Technically, Hochul is indefinitely pausing the implementation of congestion pricing. The policy's supporters worry that if it can't be implemented now, it will never be.

"I'm very upset that suddenly, out of the blue, this would pop up. If we stop congestion pricing now we're never going to get it," said Sen. Liz Krueger (D–Manhattan) to The New York Times. Urbanists and transit advocates were likewise infuriated at Hochul, calling her decision a "betrayal."

Congestion pricing, whereby tolls are used to manage traffic congestion throughout the day, is at its root a good idea. Cities around the world have used it to keep traffic flowing in their central business districts. A few places in the U.S. also have congested price lanes where drivers pay dynamic tolls to travel in free-flowing lanes.

New York's planned congestion pricing scheme fell short of the best-designed congestion pricing programs. It would have charged a flat toll, limiting its effectiveness at actually reducing congestion.
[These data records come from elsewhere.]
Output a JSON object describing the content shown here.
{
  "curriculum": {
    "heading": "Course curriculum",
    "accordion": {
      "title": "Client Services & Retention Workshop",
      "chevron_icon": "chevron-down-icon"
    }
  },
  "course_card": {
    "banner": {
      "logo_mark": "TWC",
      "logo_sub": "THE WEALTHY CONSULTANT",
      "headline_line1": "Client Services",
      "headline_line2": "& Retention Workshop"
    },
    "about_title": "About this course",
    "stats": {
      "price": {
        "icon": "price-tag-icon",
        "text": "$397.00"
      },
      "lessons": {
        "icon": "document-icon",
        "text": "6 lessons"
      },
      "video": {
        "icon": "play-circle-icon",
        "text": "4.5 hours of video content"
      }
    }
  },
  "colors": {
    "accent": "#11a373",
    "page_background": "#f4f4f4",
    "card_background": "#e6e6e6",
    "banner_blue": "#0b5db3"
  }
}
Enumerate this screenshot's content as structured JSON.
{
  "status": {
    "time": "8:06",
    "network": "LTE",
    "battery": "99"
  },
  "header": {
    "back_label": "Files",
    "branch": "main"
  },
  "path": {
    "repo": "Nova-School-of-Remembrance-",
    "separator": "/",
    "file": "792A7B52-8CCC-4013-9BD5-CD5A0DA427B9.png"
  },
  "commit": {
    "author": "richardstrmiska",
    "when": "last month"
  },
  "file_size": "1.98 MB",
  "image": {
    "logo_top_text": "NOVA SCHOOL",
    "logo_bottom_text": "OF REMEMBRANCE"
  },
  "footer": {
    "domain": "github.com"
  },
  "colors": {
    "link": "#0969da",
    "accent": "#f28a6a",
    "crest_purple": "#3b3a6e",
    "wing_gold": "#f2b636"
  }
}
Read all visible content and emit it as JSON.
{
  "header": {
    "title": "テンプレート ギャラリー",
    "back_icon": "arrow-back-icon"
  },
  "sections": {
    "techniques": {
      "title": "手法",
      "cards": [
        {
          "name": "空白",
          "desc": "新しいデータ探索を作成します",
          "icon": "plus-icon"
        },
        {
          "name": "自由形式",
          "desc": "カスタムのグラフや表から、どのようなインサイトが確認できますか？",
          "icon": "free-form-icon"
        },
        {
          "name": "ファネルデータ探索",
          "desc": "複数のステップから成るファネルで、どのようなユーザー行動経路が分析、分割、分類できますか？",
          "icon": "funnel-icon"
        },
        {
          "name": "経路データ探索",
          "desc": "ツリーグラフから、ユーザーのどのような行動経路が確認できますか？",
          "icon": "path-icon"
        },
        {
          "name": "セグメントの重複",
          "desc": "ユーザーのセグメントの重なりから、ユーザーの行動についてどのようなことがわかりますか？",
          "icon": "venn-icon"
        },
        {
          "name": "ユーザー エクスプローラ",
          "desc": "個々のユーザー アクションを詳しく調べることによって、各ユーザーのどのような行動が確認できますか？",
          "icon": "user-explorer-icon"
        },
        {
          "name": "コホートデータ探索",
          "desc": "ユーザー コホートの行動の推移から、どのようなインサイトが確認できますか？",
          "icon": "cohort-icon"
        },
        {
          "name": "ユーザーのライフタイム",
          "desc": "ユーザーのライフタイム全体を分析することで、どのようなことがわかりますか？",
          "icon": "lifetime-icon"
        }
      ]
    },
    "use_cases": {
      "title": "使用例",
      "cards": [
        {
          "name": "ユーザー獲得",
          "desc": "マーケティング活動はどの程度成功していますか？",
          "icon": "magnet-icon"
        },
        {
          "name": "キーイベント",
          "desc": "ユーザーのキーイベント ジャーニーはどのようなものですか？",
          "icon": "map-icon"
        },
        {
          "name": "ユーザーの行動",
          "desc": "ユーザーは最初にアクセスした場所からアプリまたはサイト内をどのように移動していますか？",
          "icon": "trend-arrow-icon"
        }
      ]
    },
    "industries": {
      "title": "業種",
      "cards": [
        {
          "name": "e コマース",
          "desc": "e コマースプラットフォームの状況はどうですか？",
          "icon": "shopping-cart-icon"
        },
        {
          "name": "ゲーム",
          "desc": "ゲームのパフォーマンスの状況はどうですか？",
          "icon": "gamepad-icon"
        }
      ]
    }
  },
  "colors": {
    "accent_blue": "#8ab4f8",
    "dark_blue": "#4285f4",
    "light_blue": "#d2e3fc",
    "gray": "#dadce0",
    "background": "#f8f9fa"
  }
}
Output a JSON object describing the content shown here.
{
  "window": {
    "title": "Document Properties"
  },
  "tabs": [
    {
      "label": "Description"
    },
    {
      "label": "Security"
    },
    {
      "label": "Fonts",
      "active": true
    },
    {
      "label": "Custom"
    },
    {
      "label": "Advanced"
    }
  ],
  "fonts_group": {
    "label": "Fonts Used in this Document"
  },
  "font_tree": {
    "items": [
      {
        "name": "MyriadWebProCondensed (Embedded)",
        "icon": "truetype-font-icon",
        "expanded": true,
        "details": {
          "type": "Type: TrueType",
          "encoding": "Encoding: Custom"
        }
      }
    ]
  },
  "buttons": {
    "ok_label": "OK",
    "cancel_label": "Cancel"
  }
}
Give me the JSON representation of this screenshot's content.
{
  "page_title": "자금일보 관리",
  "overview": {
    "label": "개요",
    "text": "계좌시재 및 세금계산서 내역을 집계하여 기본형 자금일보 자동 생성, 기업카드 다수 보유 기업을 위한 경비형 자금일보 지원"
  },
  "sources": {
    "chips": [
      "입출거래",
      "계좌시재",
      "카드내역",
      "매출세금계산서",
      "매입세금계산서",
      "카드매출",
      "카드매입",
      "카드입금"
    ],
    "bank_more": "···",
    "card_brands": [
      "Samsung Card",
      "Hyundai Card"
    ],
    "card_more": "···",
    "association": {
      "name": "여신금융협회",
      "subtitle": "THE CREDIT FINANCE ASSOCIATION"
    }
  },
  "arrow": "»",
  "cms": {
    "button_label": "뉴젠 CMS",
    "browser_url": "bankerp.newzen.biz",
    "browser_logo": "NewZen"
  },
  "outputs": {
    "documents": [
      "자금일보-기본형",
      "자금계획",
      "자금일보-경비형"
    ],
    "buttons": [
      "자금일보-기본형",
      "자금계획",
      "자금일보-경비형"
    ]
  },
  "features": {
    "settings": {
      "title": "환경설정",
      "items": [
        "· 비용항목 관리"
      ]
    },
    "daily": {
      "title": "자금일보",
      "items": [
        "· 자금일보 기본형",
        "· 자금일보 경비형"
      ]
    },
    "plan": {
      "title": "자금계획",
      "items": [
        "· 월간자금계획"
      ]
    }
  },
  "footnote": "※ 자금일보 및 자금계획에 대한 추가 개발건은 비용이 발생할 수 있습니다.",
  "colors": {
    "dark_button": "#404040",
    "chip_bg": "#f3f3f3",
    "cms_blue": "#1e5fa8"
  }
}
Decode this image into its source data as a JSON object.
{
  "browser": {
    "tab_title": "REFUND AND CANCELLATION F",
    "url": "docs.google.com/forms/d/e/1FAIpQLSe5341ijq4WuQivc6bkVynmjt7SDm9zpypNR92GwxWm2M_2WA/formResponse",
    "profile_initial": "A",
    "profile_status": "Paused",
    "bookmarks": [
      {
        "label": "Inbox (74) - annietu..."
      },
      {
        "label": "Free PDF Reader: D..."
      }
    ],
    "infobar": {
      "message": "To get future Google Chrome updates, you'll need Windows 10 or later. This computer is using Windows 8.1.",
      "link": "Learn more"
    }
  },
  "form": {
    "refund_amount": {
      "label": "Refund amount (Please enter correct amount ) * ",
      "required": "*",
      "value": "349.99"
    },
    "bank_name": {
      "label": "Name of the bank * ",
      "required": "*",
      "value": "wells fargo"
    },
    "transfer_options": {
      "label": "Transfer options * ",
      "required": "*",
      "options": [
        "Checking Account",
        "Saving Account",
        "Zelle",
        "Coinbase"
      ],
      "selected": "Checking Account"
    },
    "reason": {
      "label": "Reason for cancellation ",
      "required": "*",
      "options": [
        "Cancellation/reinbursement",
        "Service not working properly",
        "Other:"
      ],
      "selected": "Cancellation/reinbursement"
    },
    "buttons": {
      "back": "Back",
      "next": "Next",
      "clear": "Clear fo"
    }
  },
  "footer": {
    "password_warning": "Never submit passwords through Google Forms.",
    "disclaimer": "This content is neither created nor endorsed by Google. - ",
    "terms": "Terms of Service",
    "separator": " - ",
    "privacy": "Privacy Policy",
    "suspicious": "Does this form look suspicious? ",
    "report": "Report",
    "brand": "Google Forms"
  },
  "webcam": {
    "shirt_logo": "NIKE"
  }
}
The program was also primarily sold as a bailout of New York's subway system, which helped alienate drivers who'd have to pay the tolls.

"They didn't lead with, 'We're going to stabilize traffic flow and therefore benefit you as motorists,'" Marc Scribner, a transportation policy researcher at the Reason Foundation (which publishes this website), told Reason last year."You can understand the knee-jerk reaction from a lot of motorists is that this is a cash grab."

Politicians from commuter communities around New York lined up to oppose the policy. The State of New Jersey sued to stop it, as did the teachers union.

Up until yesterday, it looked like these opponents would fail to derail congestion pricing. Now Hochul has done their wet work for them.

The cash grab is now defeated. New York's traffic problems will remain.